Milenyum kıtlığı diyorum ben buna...

Önümüz kış... Havalar iyiden iyiye soğumaya, soğuk etkisini daha çok göstermeye başladı çetin geçecek olan bir kışı haber edercesine...

Sanayideki birçok firmadan çekiç sesleri yükselmez oldu. Birçok firma onu bunu bahane ederek işçisine izin veriyor. Kimisi ücretsiz izne ayırıyor. 

Alışılagelmişin dışında bir durum söz konusu...

İşçinin emeğinin karşılığını alnının teri kurumadan vermek gerekir ya, şimdilerde öyle olmuyor o iş...

Hangi sektörde olursanız olun, hangi işle meşgul olursanız olun, tahsilat sıkıntısı yaşıyorsunuz. Tek garantör devlet oldu. Öyle tahmin ediyorum ki, işi yolunda giden, ayağını yorganına göre uzatan memurdur, başkası yoktur... 

Beklediğini göremeyen, umduğunu bulamayan esnaf, şimdilerde milenyum kıtlığı ile başa çıkabilmek için var gücü ile mücadele veriyor. 

Ama gücü de tükenmek üzere. 

Yastığın altında üstünde, bankada, sağda solda kalmadı. Bu da yetmedi, hanımın kolundaki bilezik kırk naz ile borç alındı. 

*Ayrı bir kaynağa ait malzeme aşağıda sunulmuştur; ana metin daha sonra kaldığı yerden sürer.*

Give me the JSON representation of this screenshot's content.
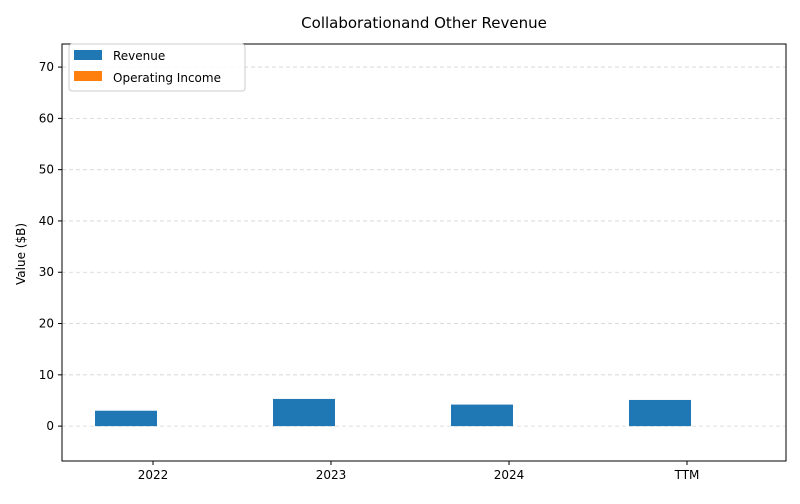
{
  "chart_data": {
    "type": "bar",
    "title": "Collaborationand Other Revenue",
    "xlabel": "",
    "ylabel": "Value ($B)",
    "categories": [
      "2022",
      "2023",
      "2024",
      "TTM"
    ],
    "series": [
      {
        "name": "Revenue",
        "values": [
          3.0,
          5.3,
          4.2,
          5.1
        ],
        "color": "#1f77b4"
      },
      {
        "name": "Operating Income",
        "values": [
          0,
          0,
          0,
          0
        ],
        "color": "#ff7f0e"
      }
    ],
    "ylim": [
      -6.8,
      74.5
    ],
    "yticks": [
      0,
      10,
      20,
      30,
      40,
      50,
      60,
      70
    ],
    "grid": true,
    "grid_axis": "y",
    "legend_position": "top-left"
  }
}
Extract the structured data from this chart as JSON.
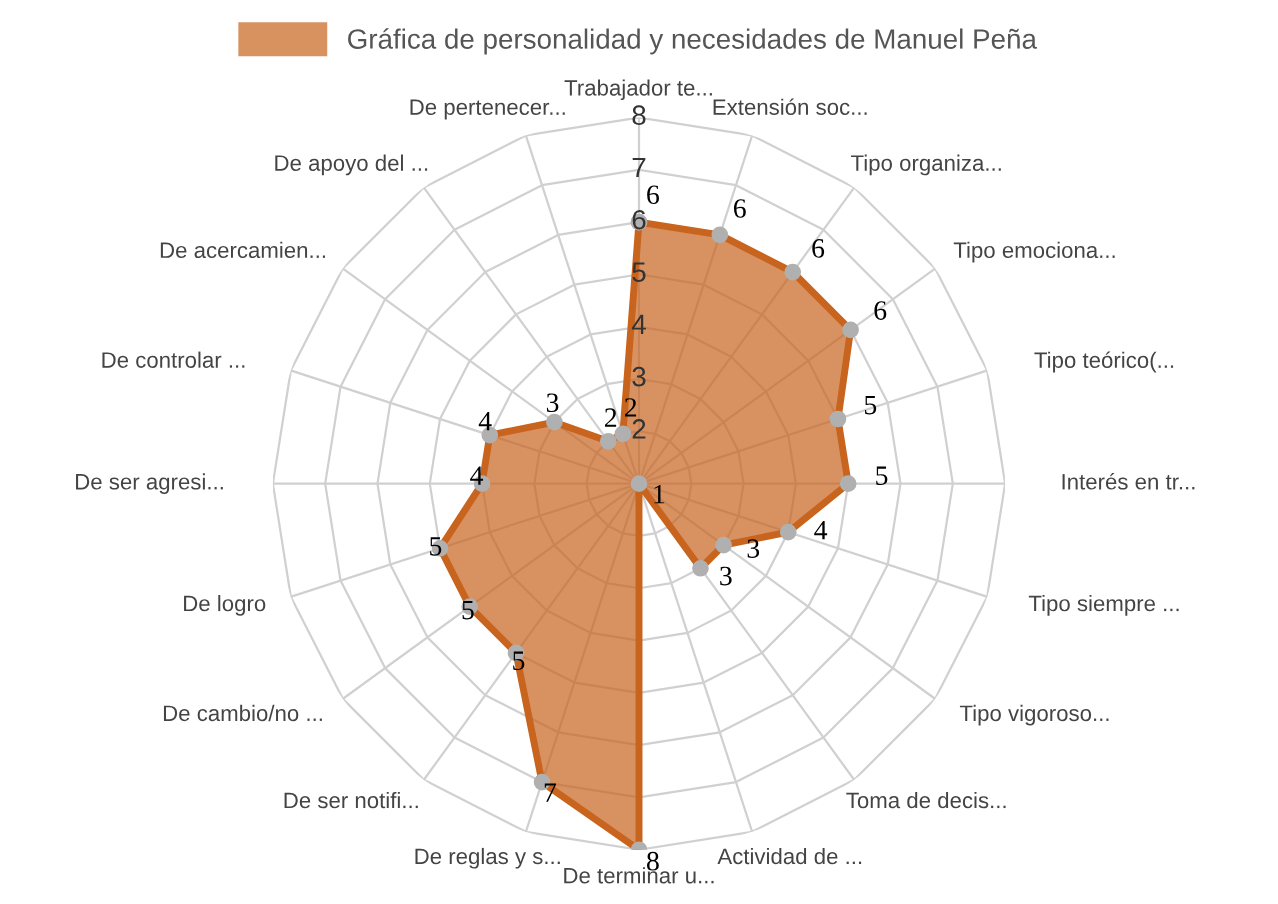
{
  "chart_data": {
    "type": "radar",
    "categories": [
      "Trabajador te...",
      "Extensión soc...",
      "Tipo organiza...",
      "Tipo emociona...",
      "Tipo teórico(...",
      "Interés en tr...",
      "Tipo siempre ...",
      "Tipo vigoroso...",
      "Toma de decis...",
      "Actividad de ...",
      "De terminar u...",
      "De reglas y s...",
      "De ser notifi...",
      "De cambio/no ...",
      "De logro",
      "De ser agresi...",
      "De controlar ...",
      "De acercamien...",
      "De apoyo del ...",
      "De pertenecer..."
    ],
    "series": [
      {
        "name": "Gráfica de personalidad y necesidades de Manuel Peña",
        "color": "#c8641e",
        "values": [
          6,
          6,
          6,
          6,
          5,
          5,
          4,
          3,
          3,
          1,
          8,
          7,
          5,
          5,
          5,
          4,
          4,
          3,
          2,
          2
        ]
      }
    ],
    "ylim": [
      1,
      8
    ],
    "yticks": [
      2,
      3,
      4,
      5,
      6,
      7,
      8
    ],
    "grid": true,
    "legend": "top",
    "data_labels": true,
    "marker": "circle"
  }
}
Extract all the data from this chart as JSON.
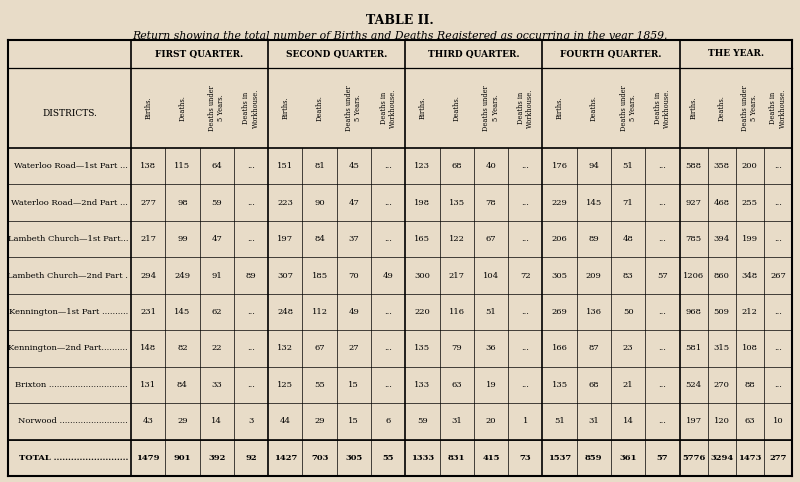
{
  "title": "TABLE II.",
  "subtitle": "Return showing the total number of Births and Deaths Registered as occurring in the year 1859.",
  "bg_color": "#e8dcc8",
  "quarters": [
    "FIRST QUARTER.",
    "SECOND QUARTER.",
    "THIRD QUARTER.",
    "FOURTH QUARTER.",
    "THE YEAR."
  ],
  "sub_cols": [
    "Births.",
    "Deaths.",
    "Deaths under\n5 Years.",
    "Deaths in\nWorkhouse."
  ],
  "districts": [
    "Waterloo Road—1st Part ...",
    "Waterloo Road—2nd Part ...",
    "Lambeth Church—1st Part...",
    "Lambeth Church—2nd Part .",
    "Kennington—1st Part ..........",
    "Kennington—2nd Part..........",
    "Brixton ..............................",
    "Norwood ..........................",
    "TOTAL .........................."
  ],
  "districts_display": [
    "Waterloo Road—1st Part ...",
    "Waterloo Road—2nd Part ...",
    "Lambeth Church—1st Part...",
    "Lambeth Church—2nd Part .",
    "Kennington—1st Part ..........",
    "Kennington—2nd Part..........",
    "Brixton ..............................",
    "Norwood ..........................",
    "Total .........................."
  ],
  "data": [
    [
      138,
      115,
      64,
      "...",
      151,
      81,
      45,
      "...",
      123,
      68,
      40,
      "...",
      176,
      94,
      51,
      "...",
      588,
      358,
      200,
      "..."
    ],
    [
      277,
      98,
      59,
      "...",
      223,
      90,
      47,
      "...",
      198,
      135,
      78,
      "...",
      229,
      145,
      71,
      "...",
      927,
      468,
      255,
      "..."
    ],
    [
      217,
      99,
      47,
      "...",
      197,
      84,
      37,
      "...",
      165,
      122,
      67,
      "...",
      206,
      89,
      48,
      "...",
      785,
      394,
      199,
      "..."
    ],
    [
      294,
      249,
      91,
      89,
      307,
      185,
      70,
      49,
      300,
      217,
      104,
      72,
      305,
      209,
      83,
      57,
      1206,
      860,
      348,
      267
    ],
    [
      231,
      145,
      62,
      "...",
      248,
      112,
      49,
      "...",
      220,
      116,
      51,
      "...",
      269,
      136,
      50,
      "...",
      968,
      509,
      212,
      "..."
    ],
    [
      148,
      82,
      22,
      "...",
      132,
      67,
      27,
      "...",
      135,
      79,
      36,
      "...",
      166,
      87,
      23,
      "...",
      581,
      315,
      108,
      "..."
    ],
    [
      131,
      84,
      33,
      "...",
      125,
      55,
      15,
      "...",
      133,
      63,
      19,
      "...",
      135,
      68,
      21,
      "...",
      524,
      270,
      88,
      "..."
    ],
    [
      43,
      29,
      14,
      3,
      44,
      29,
      15,
      6,
      59,
      31,
      20,
      1,
      51,
      31,
      14,
      "...",
      197,
      120,
      63,
      10
    ],
    [
      1479,
      901,
      392,
      92,
      1427,
      703,
      305,
      55,
      1333,
      831,
      415,
      73,
      1537,
      859,
      361,
      57,
      5776,
      3294,
      1473,
      277
    ]
  ]
}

Sadece çarkı çevirebilmek ve mahcup olmamak için. Ekmek teknesinin batmaması için. Ancak kriz eşiği aştı. Artık yavaş yavaş patlaklar vermeye başladı. 

Birçok sanayici, yatırımcı, işadamı, işveren para sıkıntısından dert yanıyor. İşsizlik gibi bir sorun yok. Çalışana iş çok. Ama mesele şu ki, para yok!

Bu at bu arabayı daha ne kadar çekecek bilemiyoruz.